To address critical issues
The built environment produces nearly half of all the greenhouse gases and consumes almost 40 percent of the energy that humans use. Architects, engineers, landscape architects, interior designers, public health physicians, building contractors, researchers, scientists, and many others each plays a vital role in designing and constructing the built environment. Yet there is no single entity, no national-level public or private body, charged with coordinating the existing work or defining the needed research to improve the energy performance and environmental impact of the designed world. Similarly, there is no single entity charged with understanding and documenting improvements to the quality of life that can come through a better built environment.
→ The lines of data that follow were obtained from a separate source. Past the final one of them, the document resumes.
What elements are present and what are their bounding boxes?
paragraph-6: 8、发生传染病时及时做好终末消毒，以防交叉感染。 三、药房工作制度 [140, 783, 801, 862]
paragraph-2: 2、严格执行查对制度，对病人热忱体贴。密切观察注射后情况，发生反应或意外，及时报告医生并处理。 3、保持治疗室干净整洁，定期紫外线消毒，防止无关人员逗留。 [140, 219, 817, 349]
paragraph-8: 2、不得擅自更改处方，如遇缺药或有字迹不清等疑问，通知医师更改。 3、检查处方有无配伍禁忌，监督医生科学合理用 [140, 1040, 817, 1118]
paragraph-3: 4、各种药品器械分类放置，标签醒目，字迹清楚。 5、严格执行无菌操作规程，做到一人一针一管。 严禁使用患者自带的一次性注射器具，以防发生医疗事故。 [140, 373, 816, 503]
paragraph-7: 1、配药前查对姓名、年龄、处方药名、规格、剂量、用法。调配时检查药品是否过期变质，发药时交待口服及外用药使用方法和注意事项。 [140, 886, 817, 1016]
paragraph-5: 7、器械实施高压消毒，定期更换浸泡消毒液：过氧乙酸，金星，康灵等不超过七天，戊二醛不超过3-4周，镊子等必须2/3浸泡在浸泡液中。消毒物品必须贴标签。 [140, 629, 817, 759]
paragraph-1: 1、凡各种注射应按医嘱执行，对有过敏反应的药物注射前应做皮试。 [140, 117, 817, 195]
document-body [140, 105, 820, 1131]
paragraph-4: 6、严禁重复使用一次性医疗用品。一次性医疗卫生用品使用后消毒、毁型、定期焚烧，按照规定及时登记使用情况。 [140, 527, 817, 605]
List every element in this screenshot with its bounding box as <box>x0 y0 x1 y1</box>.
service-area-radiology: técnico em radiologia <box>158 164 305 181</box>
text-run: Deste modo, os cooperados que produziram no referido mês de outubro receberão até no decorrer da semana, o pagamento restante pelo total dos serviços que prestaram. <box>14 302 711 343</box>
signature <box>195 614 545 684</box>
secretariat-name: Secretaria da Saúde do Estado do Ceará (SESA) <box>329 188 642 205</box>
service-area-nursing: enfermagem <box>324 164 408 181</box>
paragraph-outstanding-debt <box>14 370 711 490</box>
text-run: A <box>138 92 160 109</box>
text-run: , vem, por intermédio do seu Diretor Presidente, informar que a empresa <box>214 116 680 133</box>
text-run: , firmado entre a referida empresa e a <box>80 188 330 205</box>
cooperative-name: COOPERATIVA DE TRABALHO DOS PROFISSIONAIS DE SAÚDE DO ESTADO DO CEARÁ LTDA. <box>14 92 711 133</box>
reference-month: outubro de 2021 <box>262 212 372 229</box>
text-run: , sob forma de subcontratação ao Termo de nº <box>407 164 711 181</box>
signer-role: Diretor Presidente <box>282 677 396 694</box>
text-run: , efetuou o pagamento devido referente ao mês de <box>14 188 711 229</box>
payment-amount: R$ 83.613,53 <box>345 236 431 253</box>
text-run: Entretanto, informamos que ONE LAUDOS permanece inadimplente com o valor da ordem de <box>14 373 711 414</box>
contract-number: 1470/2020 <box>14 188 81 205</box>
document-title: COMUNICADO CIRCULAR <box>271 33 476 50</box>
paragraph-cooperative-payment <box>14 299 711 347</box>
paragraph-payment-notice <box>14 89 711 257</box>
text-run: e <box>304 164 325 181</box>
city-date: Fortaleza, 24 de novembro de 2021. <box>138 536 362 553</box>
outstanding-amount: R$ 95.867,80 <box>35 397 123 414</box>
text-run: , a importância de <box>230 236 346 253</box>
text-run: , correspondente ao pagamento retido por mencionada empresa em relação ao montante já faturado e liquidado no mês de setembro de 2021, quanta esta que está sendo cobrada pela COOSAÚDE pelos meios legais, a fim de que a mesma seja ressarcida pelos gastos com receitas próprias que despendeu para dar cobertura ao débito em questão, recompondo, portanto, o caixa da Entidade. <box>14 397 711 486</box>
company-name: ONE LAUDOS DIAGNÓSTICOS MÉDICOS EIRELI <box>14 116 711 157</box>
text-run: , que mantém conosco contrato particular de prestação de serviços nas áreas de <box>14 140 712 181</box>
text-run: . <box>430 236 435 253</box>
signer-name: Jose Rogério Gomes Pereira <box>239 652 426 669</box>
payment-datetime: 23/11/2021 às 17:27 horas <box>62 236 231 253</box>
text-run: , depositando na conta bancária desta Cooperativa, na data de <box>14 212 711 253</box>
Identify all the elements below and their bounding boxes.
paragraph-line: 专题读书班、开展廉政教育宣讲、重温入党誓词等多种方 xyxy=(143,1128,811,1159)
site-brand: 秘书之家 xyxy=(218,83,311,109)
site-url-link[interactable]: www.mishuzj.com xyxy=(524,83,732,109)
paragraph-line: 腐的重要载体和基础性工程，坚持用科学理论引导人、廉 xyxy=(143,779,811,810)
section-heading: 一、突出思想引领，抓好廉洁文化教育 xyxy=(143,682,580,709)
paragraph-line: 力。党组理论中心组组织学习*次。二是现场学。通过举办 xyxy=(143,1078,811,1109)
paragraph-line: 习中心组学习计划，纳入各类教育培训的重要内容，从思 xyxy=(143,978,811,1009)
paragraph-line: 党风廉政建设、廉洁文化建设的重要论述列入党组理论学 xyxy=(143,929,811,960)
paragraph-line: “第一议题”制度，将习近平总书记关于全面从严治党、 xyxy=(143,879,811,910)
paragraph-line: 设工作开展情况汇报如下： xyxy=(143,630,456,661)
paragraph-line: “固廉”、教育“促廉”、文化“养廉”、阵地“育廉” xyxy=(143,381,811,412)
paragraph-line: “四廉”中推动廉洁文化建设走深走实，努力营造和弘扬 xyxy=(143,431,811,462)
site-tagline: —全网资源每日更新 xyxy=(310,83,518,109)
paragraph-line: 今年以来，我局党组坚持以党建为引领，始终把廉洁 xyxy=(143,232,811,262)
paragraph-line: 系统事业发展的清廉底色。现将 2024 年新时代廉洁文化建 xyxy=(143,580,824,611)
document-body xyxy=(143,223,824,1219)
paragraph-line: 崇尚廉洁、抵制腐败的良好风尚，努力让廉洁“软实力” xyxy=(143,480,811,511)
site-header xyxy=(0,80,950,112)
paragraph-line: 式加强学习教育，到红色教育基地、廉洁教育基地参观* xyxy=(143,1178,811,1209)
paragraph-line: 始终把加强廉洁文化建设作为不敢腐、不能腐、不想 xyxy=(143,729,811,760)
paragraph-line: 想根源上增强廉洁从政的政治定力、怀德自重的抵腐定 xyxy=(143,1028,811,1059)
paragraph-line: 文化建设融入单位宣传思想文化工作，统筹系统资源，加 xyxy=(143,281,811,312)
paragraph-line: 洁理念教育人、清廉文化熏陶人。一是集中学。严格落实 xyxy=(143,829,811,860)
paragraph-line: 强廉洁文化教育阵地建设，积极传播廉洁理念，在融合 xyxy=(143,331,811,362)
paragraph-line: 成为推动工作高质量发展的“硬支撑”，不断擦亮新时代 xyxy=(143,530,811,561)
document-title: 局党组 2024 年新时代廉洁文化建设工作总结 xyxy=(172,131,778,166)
The NAED will take up that charge.

“Today, the United States and the world face pressing and catastrophic challenges, including precipitous climate change, species extinction, epidemics affecting human health, and a wide range of toxins, the impacts of which are poorly understood even when recognized,” said Kim Tanzer, AIA, president of ACSA. “The NAED will marshal the extensive knowledge of the environmental design disciplines to help the existing academies, through the National Research Council, and address these critically important issues.”

The existing National Academies bring together committees of experts in areas of scientific, engineering, and technological endeavor to serve pro bono to address critical national issues and give advice to the federal government and the public. Four organizations compose the academies: the National Academy of Sciences (created in 1863), the National Academy of Engineering (created in 1964), the Institute of Medicine (created in 1970), and the National Research Council (created in 1916). The National Academies receive funding from a range of sources, including government allocations, private grants, and foundation support. All four organizations were established during times of extreme need for the nation to act in the face of crisis—the Civil War, World War I, and the Space Race.

The founding organizations of the NAED believe that we have entered just such a perilous period in our planet’s history and that we must act now to secure the future for our children and the generations to come.